Le Tourisme Dominicain a un impact sur 38 activités économiques

L’activité touristique en République dominicaine a un impact direct, indirect ou induit sur la croissance d’au moins 38 activités économiques, allant des services divers à l’administration publique, la défense et la sécurité sociale.

Les services sont l’activité économique dans laquelle le tourisme a généré le plus de valeur ajoutée (36,2%) jusqu’en 2019, selon l’étude « Tourisme dominicain : une décennie de contributions 2009-2019 ».

La recherche, menée par l’Association nationale du tourisme de la République dominicaine (Asonahores) et Banco Popular, précise que le tourisme est responsable de la génération de 29,3% de la valeur ajoutée des activités dédiées à la production de produits textiles et de vêtements.

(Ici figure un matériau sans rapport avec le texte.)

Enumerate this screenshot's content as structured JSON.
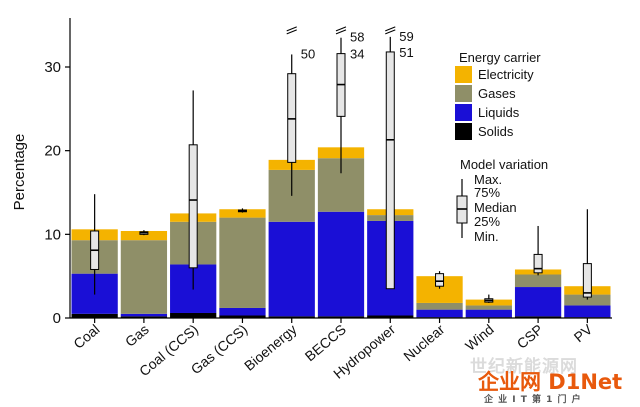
{
  "chart_data": {
    "type": "bar",
    "stacked": true,
    "ylabel": "Percentage",
    "ylim": [
      0,
      36
    ],
    "yticks": [
      0,
      10,
      20,
      30
    ],
    "categories": [
      "Coal",
      "Gas",
      "Coal (CCS)",
      "Gas (CCS)",
      "Bioenergy",
      "BECCS",
      "Hydropower",
      "Nuclear",
      "Wind",
      "CSP",
      "PV"
    ],
    "series": [
      {
        "name": "Solids",
        "color": "#000000",
        "values": [
          0.5,
          0.2,
          0.6,
          0.3,
          0.2,
          0.2,
          0.3,
          0.1,
          0.1,
          0.2,
          0.1
        ]
      },
      {
        "name": "Liquids",
        "color": "#1a0fd6",
        "values": [
          4.8,
          0.3,
          5.8,
          0.9,
          11.3,
          12.5,
          11.3,
          0.9,
          0.9,
          3.5,
          1.4
        ]
      },
      {
        "name": "Gases",
        "color": "#8f8f68",
        "values": [
          4.0,
          8.8,
          5.1,
          10.8,
          6.2,
          6.4,
          0.7,
          0.8,
          0.5,
          1.5,
          1.3
        ]
      },
      {
        "name": "Electricity",
        "color": "#f4b300",
        "values": [
          1.3,
          1.1,
          1.0,
          1.0,
          1.2,
          1.3,
          0.7,
          3.2,
          0.7,
          0.6,
          1.0
        ]
      }
    ],
    "model_variation": [
      {
        "min": 2.8,
        "q1": 5.8,
        "median": 8.1,
        "q3": 10.4,
        "max": 14.8
      },
      {
        "min": 9.9,
        "q1": 10.0,
        "median": 10.2,
        "q3": 10.3,
        "max": 10.5
      },
      {
        "min": 3.4,
        "q1": 6.0,
        "median": 14.1,
        "q3": 20.7,
        "max": 27.2
      },
      {
        "min": 12.6,
        "q1": 12.7,
        "median": 12.8,
        "q3": 12.9,
        "max": 13.1
      },
      {
        "min": 14.6,
        "q1": 18.6,
        "median": 23.8,
        "q3": 29.2,
        "max": 31.5,
        "max_label": "50"
      },
      {
        "min": 17.3,
        "q1": 24.1,
        "median": 27.9,
        "q3": 31.6,
        "max": 33.5,
        "max_label": "58",
        "q3_label": "34"
      },
      {
        "min": 3.5,
        "q1": 3.5,
        "median": 21.3,
        "q3": 31.8,
        "max": 33.6,
        "max_label": "59",
        "q3_label": "51"
      },
      {
        "min": 3.5,
        "q1": 3.8,
        "median": 4.4,
        "q3": 5.3,
        "max": 5.6
      },
      {
        "min": 1.8,
        "q1": 1.9,
        "median": 2.1,
        "q3": 2.3,
        "max": 2.8
      },
      {
        "min": 5.1,
        "q1": 5.4,
        "median": 5.9,
        "q3": 7.6,
        "max": 11.0
      },
      {
        "min": 2.2,
        "q1": 2.5,
        "median": 3.0,
        "q3": 6.5,
        "max": 13.0
      }
    ],
    "legend": {
      "title": "Energy carrier",
      "placement": "top-right",
      "items": [
        "Electricity",
        "Gases",
        "Liquids",
        "Solids"
      ]
    },
    "box_legend": {
      "title": "Model variation",
      "labels": [
        "Max.",
        "75%",
        "Median",
        "25%",
        "Min."
      ]
    },
    "grid": false
  },
  "watermark": {
    "line1": "世纪新能源网",
    "logo": "企业网 D1Net",
    "line2": "企 业 I T 第 1 门 户"
  }
}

« La chaîne de valeur commence par la construction et l’équipement des installations hôtelières, où l’énergie, le mobilier et les services sont nécessaires pour entretenir les piscines, les jardins et autres espaces. Vient ensuite l’embauche du personnel, qui nécessite l’achat d’uniformes et de chaussures », ajoute-t-il.

De même, l’activité touristique est à l’origine de 22,6 % de la valeur ajoutée dans le secteur des boissons alcoolisées et non alcoolisées et de la transformation des aliments.

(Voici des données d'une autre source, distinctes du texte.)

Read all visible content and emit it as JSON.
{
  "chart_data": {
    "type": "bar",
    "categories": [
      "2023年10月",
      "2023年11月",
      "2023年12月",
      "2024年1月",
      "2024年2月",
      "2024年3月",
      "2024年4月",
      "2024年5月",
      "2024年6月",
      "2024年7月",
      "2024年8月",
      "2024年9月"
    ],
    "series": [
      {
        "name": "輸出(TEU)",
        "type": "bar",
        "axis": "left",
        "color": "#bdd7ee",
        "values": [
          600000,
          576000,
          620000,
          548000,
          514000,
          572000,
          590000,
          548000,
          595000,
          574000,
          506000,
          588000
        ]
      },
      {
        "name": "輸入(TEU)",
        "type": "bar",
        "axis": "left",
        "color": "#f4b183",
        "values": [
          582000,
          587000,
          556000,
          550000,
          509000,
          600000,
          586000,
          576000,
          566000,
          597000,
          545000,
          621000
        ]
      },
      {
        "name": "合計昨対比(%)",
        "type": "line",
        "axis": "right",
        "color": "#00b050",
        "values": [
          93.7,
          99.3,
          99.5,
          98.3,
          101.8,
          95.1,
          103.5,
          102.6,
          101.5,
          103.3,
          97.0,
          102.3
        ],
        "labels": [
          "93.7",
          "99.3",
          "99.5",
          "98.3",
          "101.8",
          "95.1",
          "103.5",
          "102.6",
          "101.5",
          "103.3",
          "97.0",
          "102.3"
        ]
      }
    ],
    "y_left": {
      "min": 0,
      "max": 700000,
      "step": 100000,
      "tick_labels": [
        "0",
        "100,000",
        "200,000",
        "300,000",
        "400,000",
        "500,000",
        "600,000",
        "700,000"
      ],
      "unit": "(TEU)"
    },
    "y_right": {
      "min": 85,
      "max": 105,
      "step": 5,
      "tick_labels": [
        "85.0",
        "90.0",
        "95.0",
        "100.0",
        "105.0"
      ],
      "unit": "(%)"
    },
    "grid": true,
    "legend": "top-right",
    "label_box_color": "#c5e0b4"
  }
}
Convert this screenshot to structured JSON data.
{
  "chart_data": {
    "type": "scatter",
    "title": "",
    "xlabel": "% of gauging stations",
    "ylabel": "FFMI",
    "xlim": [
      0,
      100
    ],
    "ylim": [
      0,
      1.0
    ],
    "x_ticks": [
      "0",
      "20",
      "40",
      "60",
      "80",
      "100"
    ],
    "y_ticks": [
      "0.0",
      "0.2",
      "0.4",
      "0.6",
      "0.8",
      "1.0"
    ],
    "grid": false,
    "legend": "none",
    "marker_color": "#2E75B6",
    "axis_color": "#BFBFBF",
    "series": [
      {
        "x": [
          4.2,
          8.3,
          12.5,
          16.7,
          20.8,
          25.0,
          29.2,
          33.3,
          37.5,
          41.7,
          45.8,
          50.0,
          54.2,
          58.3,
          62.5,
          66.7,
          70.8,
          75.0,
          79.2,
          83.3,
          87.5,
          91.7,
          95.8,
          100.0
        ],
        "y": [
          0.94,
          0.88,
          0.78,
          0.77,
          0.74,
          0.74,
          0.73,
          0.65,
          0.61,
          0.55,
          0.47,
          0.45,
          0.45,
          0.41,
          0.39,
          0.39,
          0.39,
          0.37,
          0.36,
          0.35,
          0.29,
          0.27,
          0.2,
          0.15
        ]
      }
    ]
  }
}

Le document montre que dans les industries manufacturières locales et dans les transports et l’entreposage, le tourisme représente respectivement 22,2 % et 22 % de leur valeur ajoutée. Dans le cas des télécommunications, 16,2 % de son PIB provient de l’activité hôtelière.

Environ 42 % de l’impact du tourisme sur les autres activités est direct, c’est-à-dire issu de l’emploi, des revenus et de la production générés par l’opération ; 22 % est induit, par les achats et les investissements dans d’autres activités économiques et 36,29 % induit, généré par la consommation des employés impliqués dans la chaîne.

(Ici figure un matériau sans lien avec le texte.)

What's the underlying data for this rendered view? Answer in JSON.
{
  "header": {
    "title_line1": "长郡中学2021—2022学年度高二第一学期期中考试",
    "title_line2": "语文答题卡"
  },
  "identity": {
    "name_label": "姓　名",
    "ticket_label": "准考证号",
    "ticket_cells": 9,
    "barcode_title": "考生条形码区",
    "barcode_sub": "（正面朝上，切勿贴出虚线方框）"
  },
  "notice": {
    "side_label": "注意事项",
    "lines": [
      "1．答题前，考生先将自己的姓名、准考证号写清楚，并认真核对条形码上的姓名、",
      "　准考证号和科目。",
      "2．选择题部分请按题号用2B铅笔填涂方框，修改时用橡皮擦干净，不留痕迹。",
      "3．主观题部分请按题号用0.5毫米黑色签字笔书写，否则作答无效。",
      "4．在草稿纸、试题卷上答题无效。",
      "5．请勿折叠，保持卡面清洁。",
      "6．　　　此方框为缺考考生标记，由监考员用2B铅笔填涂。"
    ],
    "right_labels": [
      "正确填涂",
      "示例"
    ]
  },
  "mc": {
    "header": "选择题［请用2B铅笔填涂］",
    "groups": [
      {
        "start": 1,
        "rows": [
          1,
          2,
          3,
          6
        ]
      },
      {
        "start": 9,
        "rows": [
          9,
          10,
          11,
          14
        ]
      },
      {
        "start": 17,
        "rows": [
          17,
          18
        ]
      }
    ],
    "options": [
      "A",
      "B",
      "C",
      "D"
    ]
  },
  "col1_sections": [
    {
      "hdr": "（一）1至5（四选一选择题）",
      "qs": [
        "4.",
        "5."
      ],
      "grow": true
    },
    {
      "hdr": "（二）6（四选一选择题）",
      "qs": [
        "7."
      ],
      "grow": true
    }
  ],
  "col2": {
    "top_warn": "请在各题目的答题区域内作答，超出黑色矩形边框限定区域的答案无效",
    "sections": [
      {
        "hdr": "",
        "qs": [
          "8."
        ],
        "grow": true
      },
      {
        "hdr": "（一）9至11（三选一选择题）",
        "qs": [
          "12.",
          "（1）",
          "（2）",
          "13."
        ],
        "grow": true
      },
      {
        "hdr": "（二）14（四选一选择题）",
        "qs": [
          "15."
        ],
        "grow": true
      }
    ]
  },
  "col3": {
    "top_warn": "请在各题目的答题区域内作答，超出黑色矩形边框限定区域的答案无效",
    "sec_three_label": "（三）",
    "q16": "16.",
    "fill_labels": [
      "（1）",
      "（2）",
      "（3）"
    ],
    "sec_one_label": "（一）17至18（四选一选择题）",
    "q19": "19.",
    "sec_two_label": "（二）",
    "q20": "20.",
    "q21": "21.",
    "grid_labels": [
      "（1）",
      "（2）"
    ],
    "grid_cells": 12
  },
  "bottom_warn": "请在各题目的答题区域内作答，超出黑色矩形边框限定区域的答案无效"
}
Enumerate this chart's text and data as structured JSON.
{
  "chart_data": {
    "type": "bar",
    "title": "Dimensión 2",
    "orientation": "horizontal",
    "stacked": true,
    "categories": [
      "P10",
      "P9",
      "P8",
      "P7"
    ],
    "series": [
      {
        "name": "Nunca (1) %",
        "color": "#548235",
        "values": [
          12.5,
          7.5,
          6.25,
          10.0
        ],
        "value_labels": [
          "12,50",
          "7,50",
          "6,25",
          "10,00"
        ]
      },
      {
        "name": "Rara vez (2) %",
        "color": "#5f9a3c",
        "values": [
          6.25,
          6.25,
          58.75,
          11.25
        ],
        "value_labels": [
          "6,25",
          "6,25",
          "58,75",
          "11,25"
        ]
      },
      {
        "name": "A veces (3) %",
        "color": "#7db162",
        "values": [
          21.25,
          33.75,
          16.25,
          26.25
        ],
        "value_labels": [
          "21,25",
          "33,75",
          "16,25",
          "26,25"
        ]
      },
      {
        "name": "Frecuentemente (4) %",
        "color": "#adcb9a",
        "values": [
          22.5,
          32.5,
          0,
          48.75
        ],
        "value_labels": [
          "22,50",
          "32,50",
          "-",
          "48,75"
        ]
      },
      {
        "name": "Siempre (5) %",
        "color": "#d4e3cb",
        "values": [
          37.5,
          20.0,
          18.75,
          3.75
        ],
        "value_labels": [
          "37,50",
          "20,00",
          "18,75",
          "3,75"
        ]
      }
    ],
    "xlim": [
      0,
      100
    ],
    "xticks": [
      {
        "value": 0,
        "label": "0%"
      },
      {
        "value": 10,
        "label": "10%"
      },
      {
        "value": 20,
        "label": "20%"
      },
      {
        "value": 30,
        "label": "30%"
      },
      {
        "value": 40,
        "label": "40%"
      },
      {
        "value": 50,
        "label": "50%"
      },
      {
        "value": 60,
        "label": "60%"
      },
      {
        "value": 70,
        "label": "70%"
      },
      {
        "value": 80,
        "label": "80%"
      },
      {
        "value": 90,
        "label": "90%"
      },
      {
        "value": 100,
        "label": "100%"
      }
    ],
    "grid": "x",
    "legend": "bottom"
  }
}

En outre, le tourisme a un impact sur la transformation et la conservation de la viande (13,3 %), les activités professionnelles, scientifiques et techniques (14,5 %), la transformation du sucre (12,5 %), la fabrication de substances et produits chimiques (12,1 %), les activités immobilières (11,4 %), les autres cultures (10,2 %), entre autres.

L’étude précise que le tarif journalier moyen, qui désigne le revenu total perçu par chambre occupée sur une période donnée, dans le pays était de 213 dollars en 2018, bien au-dessus de l’Argentine avec 139 dollars, le deuxième concurrent le plus proche en la matière.

« Il convient de noter que cet indicateur est fortement influencé par la caractéristique de la formule « tout compris » qui prédomine dans ses hôtels », explique-t-il.